不意打ちのキスに暫く呆然としていると、窓の外からバイクのエンジン音が聞こえてきて、ふと我にかえり、窓の外から下を見てみると、佐野君もこちらを見ていて、私に向かって軽く手を上げた。
私は窓を開けて佐野君に手を振る。
佐野君はヘルメットの中から笑顔をみせると、アクセルを回し、バイクを走らせた。
遠退いていくバイクのエンジン音。
完全に聞こえなくなってから窓を閉めた。
一人きりになって、改めて佐野君の部屋を見回す。
少し大きめのベッドの横にはシンプルなベージュの本棚。
中には教科書と参考書と辞書と漫画本。
あの漫画知ってる、バスケットの少年漫画。
佐野君らしくて思わず口元から笑みが溢れる。
本棚から少し離れた壁際には小さめのテレビ。
テレビ台の中には綺麗に並べられた、DVDとゲーム機、その横にスチールのラックがあって、そこにはゲームとCD。
床には丸いグレーのラグが敷かれていて、真ん中にガラスのテーブル。
その上にはノートパソコン。
タンスが無いのは、すべてクローゼットの中に収まれているから。
無駄な物が一切なく、シンプルで綺麗な部屋。
私は寝ていたベッドを綺麗に整えてから、さっき佐野君が出てきたドアを開けて、バスルームへ入る。
少し狭い脱衣場の隣にはユニットバス。
服を脱ぎシャワーの蛇口を捻ると、勢いよくお湯が流れ出す。
なるべく右手を濡らさないように、頭からシャワーを浴びる。
まだ少しこめかみの痛みがあるけど、熱いシャワーのお陰で、頭の中はスッキリとしてくる。

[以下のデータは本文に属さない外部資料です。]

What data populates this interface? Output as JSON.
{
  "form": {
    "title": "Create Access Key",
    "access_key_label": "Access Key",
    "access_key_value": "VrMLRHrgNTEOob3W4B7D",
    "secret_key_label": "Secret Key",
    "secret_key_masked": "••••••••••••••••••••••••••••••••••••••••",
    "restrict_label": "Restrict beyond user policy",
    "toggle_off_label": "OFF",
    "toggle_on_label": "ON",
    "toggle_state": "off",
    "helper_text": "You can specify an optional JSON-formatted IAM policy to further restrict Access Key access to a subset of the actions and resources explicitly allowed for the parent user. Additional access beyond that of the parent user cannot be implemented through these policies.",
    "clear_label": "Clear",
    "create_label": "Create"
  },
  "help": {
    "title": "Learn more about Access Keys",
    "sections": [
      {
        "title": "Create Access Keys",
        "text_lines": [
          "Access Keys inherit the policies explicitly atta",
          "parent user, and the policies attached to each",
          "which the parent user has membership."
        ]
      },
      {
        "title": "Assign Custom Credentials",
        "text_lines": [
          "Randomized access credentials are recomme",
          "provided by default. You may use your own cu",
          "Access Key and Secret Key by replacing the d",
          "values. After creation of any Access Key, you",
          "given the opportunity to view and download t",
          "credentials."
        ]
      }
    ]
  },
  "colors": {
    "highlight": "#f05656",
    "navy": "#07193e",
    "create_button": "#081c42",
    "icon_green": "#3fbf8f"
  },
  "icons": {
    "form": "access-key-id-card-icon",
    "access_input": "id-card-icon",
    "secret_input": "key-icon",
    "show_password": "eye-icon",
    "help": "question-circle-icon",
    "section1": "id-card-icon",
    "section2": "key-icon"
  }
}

片手でシャンプーと身体を洗うのも数回目、やりにくいけど随分と慣れてきた。
佐野君が帰ってくる前に終わらせようと、急いでシャワーを済ませる。
佐野君から借りたTシャツを着てみるけどブカブカで、シャツの長さが私の膝あたり。
さっきまで着ていたワンピースよりも長い位だった。
…コレならハーフパンツは履かなくてもいいかな?
なるべく佐野君の洋服汚さないようにしなくちゃ。
洗濯物も増えちゃうし。
なんて、普段から家事をしている私は、そんな主婦的な事をつい考えてしまう。
ドライヤーで髪を乾かして部屋に戻り、ベッドの上の目覚まし時計に目をやると、午前6時半過ぎ。